Suppose ideal $I = (m)$ and ideal $J = (n)$. Prove $IJ = (mn)$.

Question

$I$ and $J$ are two ideals of integers. $IJ = \{a_1b_1 + a_2b_2 + ... + a_nb_n\}$ in $\Bbb Z$

$a_1....a_n$ in $I$, $b_1....b_n$ in $J$

Suppose $I = (m)$ and $J = (n)$. Prove $IJ = (mn)$.

I don't know where to start this proof.

Answer 1

To prove an equality like $IJ = (mn)$, it is often useful to prove two different inclusions: $IJ \subseteq (mn)$ and $(mn) \subseteq IJ$.

Let's look at $(mn) \subseteq IJ$: any element in $(mn)$ is of the form $amn$, where $a$ is some integer. Can you write this element as the product of an element in $I$ and an element in $J$?

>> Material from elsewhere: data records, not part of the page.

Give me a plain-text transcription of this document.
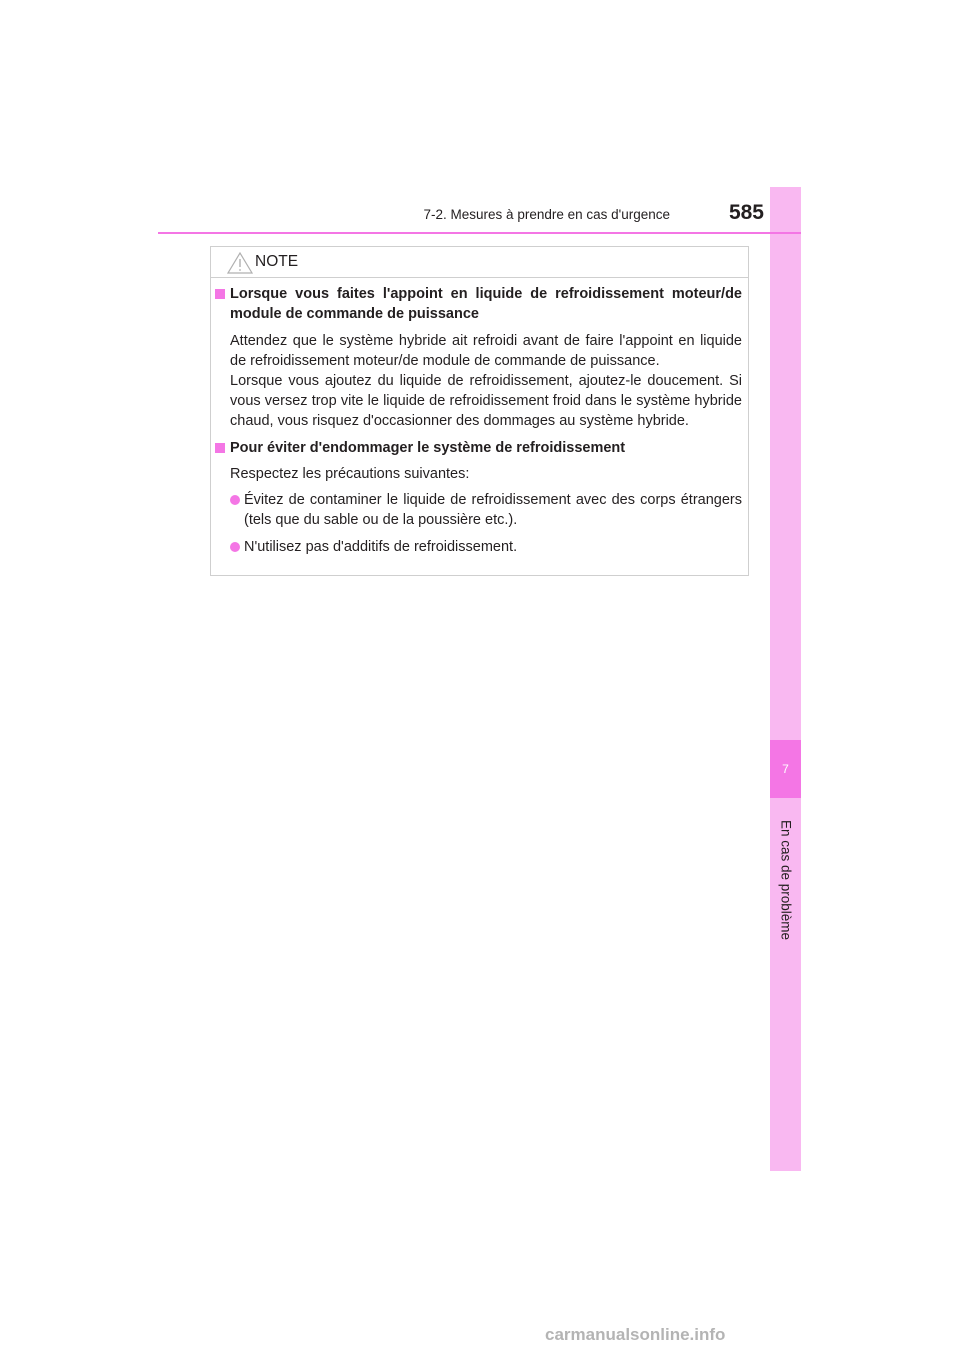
7
En cas de problème
7-2. Mesures à prendre en cas d'urgence	585
NOTE

Lorsque vous faites l'appoint en liquide de refroidissement moteur/de module de commande de puissance

Attendez que le système hybride ait refroidi avant de faire l'appoint en liquide de refroidissement moteur/de module de commande de puissance.

Lorsque vous ajoutez du liquide de refroidissement, ajoutez-le doucement. Si vous versez trop vite le liquide de refroidissement froid dans le système hybride chaud, vous risquez d'occasionner des dommages au système hybride.

Pour éviter d'endommager le système de refroidissement

Respectez les précautions suivantes:

Évitez de contaminer le liquide de refroidissement avec des corps étrangers (tels que du sable ou de la poussière etc.).

N'utilisez pas d'additifs de refroidissement.

carmanualsonline.info
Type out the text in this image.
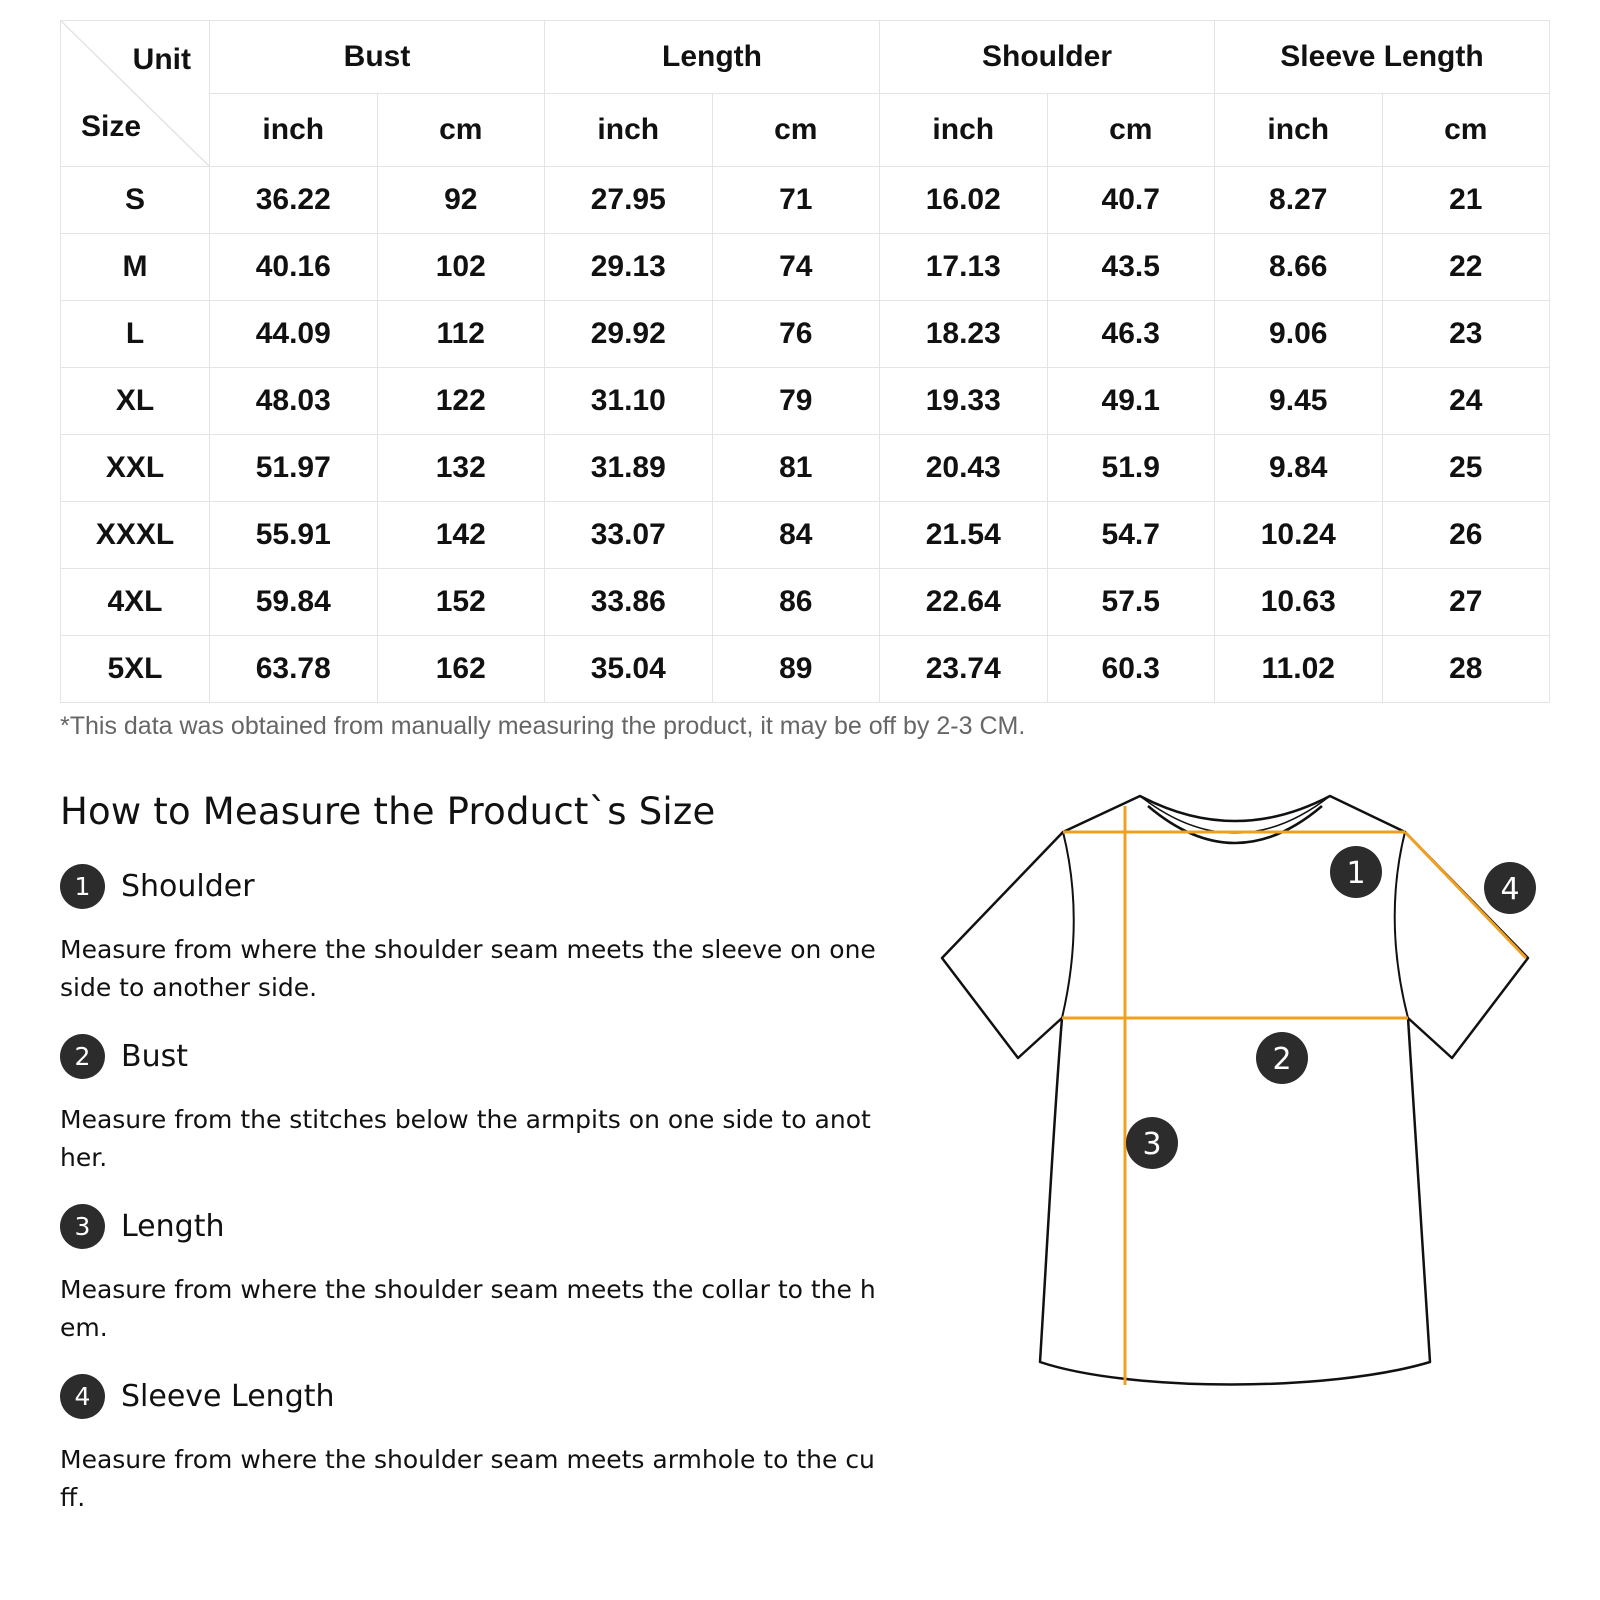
Unit
Size	Bust		Length		Shoulder		Sleeve Length	
	inch	cm	inch	cm	inch	cm	inch	cm
S	36.22	92	27.95	71	16.02	40.7	8.27	21
M	40.16	102	29.13	74	17.13	43.5	8.66	22
L	44.09	112	29.92	76	18.23	46.3	9.06	23
XL	48.03	122	31.10	79	19.33	49.1	9.45	24
XXL	51.97	132	31.89	81	20.43	51.9	9.84	25
XXXL	55.91	142	33.07	84	21.54	54.7	10.24	26
4XL	59.84	152	33.86	86	22.64	57.5	10.63	27
5XL	63.78	162	35.04	89	23.74	60.3	11.02	28
*This data was obtained from manually measuring the product, it may be off by 2-3 CM.
How to Measure the Product`s Size
1	Shoulder

Measure from where the shoulder seam meets the sleeve on one side to another side.

2	Bust

Measure from the stitches below the armpits on one side to another.

3	Length

Measure from where the shoulder seam meets the collar to the hem.

4	Sleeve Length

Measure from where the shoulder seam meets armhole to the cuff.

1
2
3
4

Try using a similar approach for the other inclusion. Good luck!

Answer 2

Note: I have changed the subscript of the last term in the set definition from $n$ to $k$ to avoid the ambiguity Gerry Myerson pointed out.

Now for the hint: check that the g.c.d of $\sum_{i = 1}^k a_i b_i$ for any choice of $a_i \in I, b_i \in J$ and $k \geq 1$ is $mn$. Now prove the inclusion in either direction as Harry suggested.